Dr. James Drewniak, Curators’ Professor of Electrical and Computer Engineering at the University of Missouri-Rolla, received a Fellow Award from the Institute of Electrical and Electronics Engineers (IEEE).
The award was presented during the IEEE International Symposium on Electromagnetic Compatibility, held July 8-13 in Honolulu.
Drewniak,director of the UMR Materials Research Center, studies coupling physics and numerical modeling for electromagnetic compatibility in printed and integrated circuits, power electronics and electric machinery, electromagnetic packaging effects and signal integrity, MEMS, numerical electromagnetic analysis and RF and microwave measurements.
Drewniak joined the UMR faculty in 1991 as an assistant professor of electrical engineering. He was named associate professor in 1997 and was named professor in 2001. He has served as director of the UMR MRC since 2002.
Drewniak has authored or co-authored numerous journal and magazine articles and book reviews. Since joining the UMR faculty, he has received 10 Faculty Excellence Awards and four Outstanding Teaching Awards. In 1996 he received the Outstanding Student Advising Award from the MSM-UMR Alumni Association.

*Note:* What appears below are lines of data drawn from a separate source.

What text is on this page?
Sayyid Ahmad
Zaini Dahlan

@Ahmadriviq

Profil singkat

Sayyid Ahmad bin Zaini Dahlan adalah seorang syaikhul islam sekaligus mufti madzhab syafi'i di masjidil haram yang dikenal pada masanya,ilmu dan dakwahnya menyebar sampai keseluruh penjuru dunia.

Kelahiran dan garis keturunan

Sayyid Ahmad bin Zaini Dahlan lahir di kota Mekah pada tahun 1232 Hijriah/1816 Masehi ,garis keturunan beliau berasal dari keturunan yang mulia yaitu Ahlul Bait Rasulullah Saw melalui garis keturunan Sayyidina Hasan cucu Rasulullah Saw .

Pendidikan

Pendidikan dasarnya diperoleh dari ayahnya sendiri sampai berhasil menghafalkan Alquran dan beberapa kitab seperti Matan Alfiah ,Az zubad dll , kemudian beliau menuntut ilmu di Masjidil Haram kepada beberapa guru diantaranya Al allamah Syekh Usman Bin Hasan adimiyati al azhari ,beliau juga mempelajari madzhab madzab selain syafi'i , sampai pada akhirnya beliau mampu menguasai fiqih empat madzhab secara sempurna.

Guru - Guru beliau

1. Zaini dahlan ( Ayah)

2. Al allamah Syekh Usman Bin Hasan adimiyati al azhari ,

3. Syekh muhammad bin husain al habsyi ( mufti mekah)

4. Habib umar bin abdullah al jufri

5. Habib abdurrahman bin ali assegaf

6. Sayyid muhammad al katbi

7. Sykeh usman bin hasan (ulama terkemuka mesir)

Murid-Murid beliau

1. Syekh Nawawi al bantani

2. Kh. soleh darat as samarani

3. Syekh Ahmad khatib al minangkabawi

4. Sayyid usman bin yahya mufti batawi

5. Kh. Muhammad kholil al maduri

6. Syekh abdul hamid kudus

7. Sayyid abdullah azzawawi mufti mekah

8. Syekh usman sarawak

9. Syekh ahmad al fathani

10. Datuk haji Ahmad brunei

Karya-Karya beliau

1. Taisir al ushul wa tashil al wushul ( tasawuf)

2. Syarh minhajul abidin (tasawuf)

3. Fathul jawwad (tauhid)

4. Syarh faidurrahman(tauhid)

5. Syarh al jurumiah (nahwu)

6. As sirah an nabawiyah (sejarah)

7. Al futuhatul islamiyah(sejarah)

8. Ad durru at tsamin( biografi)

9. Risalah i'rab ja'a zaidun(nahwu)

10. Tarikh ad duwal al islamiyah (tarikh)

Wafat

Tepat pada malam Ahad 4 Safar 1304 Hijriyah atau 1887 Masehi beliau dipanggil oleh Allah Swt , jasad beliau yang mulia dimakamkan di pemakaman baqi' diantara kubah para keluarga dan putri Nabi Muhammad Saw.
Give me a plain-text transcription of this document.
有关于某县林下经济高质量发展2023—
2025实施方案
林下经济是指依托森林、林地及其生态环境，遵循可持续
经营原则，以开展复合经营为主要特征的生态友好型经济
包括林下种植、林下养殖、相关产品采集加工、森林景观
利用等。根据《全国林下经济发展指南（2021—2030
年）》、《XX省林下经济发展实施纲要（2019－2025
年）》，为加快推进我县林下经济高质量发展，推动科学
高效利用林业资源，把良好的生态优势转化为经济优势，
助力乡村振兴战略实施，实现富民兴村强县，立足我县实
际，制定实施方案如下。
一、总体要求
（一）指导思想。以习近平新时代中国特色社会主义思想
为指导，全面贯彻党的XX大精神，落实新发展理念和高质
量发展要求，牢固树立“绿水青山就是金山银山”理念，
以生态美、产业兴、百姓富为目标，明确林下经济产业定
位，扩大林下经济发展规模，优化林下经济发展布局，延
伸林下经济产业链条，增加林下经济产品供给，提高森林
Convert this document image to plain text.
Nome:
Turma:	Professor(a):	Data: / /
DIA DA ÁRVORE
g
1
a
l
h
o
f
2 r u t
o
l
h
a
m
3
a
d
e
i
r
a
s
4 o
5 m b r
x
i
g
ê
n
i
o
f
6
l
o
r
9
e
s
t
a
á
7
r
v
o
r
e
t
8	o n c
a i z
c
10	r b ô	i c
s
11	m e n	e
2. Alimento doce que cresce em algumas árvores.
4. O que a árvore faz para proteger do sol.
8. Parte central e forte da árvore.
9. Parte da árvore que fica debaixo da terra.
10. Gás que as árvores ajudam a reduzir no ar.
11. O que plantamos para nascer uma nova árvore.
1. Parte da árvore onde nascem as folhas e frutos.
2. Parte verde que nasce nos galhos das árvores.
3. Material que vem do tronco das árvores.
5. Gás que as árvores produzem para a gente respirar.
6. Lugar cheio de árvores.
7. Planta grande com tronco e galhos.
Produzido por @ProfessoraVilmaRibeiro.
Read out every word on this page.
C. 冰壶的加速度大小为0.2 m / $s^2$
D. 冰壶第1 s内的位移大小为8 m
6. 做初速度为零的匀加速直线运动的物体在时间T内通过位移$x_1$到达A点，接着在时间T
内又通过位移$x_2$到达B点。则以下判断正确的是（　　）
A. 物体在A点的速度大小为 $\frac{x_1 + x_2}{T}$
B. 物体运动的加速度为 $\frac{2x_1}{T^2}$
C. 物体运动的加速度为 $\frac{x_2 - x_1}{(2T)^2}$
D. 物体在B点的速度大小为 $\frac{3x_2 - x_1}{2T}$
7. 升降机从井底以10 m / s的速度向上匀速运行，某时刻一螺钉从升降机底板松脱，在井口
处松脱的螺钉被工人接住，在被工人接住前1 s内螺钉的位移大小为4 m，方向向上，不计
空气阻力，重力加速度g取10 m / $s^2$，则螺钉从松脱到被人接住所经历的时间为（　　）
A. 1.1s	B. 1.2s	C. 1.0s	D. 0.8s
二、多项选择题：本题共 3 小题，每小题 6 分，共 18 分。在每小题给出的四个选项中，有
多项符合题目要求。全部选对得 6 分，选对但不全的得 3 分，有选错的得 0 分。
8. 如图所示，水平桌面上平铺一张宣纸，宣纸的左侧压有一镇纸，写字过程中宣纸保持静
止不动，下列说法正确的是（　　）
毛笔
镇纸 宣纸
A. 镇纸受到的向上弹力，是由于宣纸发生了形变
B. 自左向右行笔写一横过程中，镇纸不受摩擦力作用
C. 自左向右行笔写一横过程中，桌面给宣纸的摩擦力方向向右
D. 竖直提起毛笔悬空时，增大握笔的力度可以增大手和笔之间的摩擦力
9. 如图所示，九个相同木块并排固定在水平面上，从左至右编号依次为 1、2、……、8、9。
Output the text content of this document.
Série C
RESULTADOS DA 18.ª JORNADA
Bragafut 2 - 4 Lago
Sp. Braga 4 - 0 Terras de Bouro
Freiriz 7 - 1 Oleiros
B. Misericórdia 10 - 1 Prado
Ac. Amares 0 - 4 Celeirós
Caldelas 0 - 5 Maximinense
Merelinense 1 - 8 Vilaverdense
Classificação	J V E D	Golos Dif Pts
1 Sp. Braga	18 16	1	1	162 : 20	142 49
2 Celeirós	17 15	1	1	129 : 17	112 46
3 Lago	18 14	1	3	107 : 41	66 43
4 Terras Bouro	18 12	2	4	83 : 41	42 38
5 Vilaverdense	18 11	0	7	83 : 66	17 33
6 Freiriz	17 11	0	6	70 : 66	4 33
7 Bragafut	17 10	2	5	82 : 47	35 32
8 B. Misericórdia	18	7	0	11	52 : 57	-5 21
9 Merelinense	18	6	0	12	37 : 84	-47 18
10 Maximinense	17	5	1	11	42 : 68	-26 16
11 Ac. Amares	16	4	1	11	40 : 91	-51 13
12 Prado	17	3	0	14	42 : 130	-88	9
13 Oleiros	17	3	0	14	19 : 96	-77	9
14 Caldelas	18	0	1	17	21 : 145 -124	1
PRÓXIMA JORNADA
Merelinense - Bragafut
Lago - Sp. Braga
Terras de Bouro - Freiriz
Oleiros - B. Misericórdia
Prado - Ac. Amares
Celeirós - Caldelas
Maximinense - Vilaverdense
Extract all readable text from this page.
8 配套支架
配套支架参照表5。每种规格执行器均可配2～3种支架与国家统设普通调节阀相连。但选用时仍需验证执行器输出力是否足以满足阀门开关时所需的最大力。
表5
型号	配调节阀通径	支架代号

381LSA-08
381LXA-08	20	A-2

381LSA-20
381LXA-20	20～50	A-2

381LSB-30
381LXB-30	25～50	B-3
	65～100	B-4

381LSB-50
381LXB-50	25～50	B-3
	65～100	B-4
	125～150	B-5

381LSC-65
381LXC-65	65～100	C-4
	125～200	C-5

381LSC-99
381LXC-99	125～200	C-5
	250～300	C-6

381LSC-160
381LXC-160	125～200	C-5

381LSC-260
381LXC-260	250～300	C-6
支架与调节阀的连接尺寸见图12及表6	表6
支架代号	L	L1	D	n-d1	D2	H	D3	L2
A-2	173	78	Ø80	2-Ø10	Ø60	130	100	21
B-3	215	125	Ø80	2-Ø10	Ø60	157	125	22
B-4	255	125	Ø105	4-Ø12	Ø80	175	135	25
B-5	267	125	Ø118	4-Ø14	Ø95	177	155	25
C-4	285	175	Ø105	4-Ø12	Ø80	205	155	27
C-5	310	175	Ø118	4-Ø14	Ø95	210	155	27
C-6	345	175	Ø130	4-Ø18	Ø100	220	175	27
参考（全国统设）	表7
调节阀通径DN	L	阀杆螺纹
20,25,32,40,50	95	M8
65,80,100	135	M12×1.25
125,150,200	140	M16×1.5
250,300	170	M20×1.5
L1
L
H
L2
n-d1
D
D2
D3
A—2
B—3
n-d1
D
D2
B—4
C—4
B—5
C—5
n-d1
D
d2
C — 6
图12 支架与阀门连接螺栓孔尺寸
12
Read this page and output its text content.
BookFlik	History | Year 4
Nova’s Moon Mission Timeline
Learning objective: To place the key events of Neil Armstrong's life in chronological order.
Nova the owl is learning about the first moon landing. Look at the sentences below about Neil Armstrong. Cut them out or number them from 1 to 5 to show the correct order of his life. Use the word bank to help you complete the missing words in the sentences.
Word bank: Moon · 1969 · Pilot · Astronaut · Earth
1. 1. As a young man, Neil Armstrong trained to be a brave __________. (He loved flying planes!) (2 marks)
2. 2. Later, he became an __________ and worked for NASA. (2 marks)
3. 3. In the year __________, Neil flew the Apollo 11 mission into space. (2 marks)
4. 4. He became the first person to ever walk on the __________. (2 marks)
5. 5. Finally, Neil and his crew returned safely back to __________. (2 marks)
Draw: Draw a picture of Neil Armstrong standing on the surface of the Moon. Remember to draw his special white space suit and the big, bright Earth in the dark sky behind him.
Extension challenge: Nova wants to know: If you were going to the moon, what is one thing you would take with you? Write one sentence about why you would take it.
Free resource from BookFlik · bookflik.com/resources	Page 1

Drewniak is also a member of Tau Beta Pi and Eta Kappa Nu. Drewniak received certificates of appreciation and acknowledgment from the Institute of Electrical and Electronics Engineers’s Electromagnetic Compatibility (EMC) Society in 1999 and 2001, respectively. In 2000, he earned Best Paper honors at the 16th Annual Review of Progress in Applied Computational Electromagnetics. He earned Best Paper honors from the IEEE International EMC Symposium in 1994, 1996 and 2006 and the IEEE EMC’s Technical Achievement Award in 2006.
Prior to joining UMR, Drewniak held research assistant positions in the bioacoustics and electromagnetics laboratories at the University of Illinois at Urbana-Champaign. While at the University of Illinois, Drewniak received a Knowles Fellowship in Electrical Engineering, an Ernest A. Reid Teaching Incentive Fellowship and a General Electric Teaching Incentive Grant.
Drewniak received bachelor of science, master of science and Ph.D. degrees in electrical engineering from the University of Illinois at Urbana-Champaign in 1985, 1987 and 1991, respectively.